Live Art

Camden, Maine

During outdoor art shows Buckley Smith draws while onlookers watch. These finished “Live Drawing” pieces are sold off the easel.  Buyers bid on a silent auction sheet. Winning bidder takes the drawing home.

Each year on Labor Day Weekend we have an art booth at Windjammer Festival, harbor side, Camden, Maine.

Here are some drawings done at our tent display area.

Windjammer Festival Talent Show, Camden, Maine

At 7pm on the Friday night of Labor Day Weekend in Camden, Maine, for the talent show at the head of the harbor lawn, Buckley Smith draws a 4ft x 8ft charcoal drawing on blue paper.

The audience watches & then bids on the finished piece at 8:30 pm. Winning bidders take it home.

Windjammer Talent Show live drawing 2016

Windjammer Talent Show live drawing 2015

Sailing to the Moon. 4ft x 8ft. Chalk & charcoal on blue paper. Auction price $800.
Buck adds details to Sailing to the Moon. 4ft x 8ft. Chalk & charcoal on blue paper. Live drawing in 2 hours.


Build a Boat, Camden, Maine

Part of Windjammer Weekend on Labor Day each year in Camden,Maine involves a Build-a-Boat contest in which a competitor is given materials, has 5 hours to build a boat that can float & carry 2 crew. Then there is a race of all the boats.

This little boat that Buckley Smith built was a wonderful artistic display item but did not float.

Large Performance Art Mural~Language of Peace,Sta. Barbara, Ca

When Buckley Smith does a performance mural, either as a backdrop for a play or musical performance, or for a public event, it usually involves a week of preparation and a four figure budget.

His free-standing mural, Moonsailors’ Language of Peace Mural, was done in celebration of the Santa Barbara Sea Center Opening the 17 through the 23 April 2005.

If you would like a live mural performance for your celebration or your event, contact Buckley Smith for price and details.

These photos are of the mural preparation for the Santa Barbara Sea Center opening the 17 and 23 April 2005.

First a day is spent making lists of what is needed and purchasing materials: paints, rollers, sponges, painter dropcloths, etc. On another day, we find a local sailmaker to sew the dropcloths together.

We spread the canvas on a lawn and hose it down. On the wet canvas, Buck rolls on color while I follow behind on hands and knees with a sponge to scrub the color into the canvas. After a day of drying, the background color for the composition is ready.

We fold up the canvas, load paints, rollers, spray bottles for water, staple gun,screws, lumber (if the frame is free standing), cordless tools, etc and drive to the event venue. In this case, Stearns Wharf in Santa Barbara.
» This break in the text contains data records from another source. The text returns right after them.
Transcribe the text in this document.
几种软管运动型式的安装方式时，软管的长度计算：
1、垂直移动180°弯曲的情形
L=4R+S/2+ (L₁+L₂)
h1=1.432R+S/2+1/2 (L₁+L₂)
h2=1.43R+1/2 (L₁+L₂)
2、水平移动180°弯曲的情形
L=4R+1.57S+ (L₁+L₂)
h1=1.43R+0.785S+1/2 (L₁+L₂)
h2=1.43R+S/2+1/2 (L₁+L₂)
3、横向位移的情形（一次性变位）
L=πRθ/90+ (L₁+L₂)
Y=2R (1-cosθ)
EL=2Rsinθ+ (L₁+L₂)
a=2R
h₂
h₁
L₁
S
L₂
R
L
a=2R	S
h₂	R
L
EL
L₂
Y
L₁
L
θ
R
The day before the event, Buck and a carpenter friend, Mike Cook, construct and set up the free-standing frame on the pier next to the Ty Warner Sea Center.

On the morning of the opening we are on the pier by 7:30am. The event starts at 10am. Buck and Mike stretch the canvas onto the frame lying on the ground and then raise it to a vertical position and screw and bolt it into place, being sure it is secure against any wind that might come up during the day.

At 10am, Buck starts to rough out the sketch of the mural with charcoal on the canvas. People gather to watch him paint all day, feeling the magic of the mural.


“From far away it looks deeper than from close up,” says one lady in a straw hat. “From close up the figures and sea creatures come alive and play.”

Children sit on a seal statue, rapt. Some parents ask questions. This Moonsailor dream sail, this large piece of art had become a community activity, with a live artist painting the scene as they watch.

By noon the painting is well underway. The picture begins to emerge.

By 6pm, most of the mural is finished on the 10×30 foot canvas. The details are saved for the 23rd when the public would have a second chance to see Buck work.

After the public vanishes for the evening, we spend two hours to dismantle the frame and pack up the canvas and materials.

From start to finish, this project takes a week: puchasing materials, lining up helpers, drawing sketches and having them approved, transporting everything to the work site, finding a place to stay overnight to be ready early in the morning to perform.

The life of a performance muralist is only for an artist with plenty of energy and spirit.  Buckley Smith loves to produce these large works of art which involve the wonder of the spectators.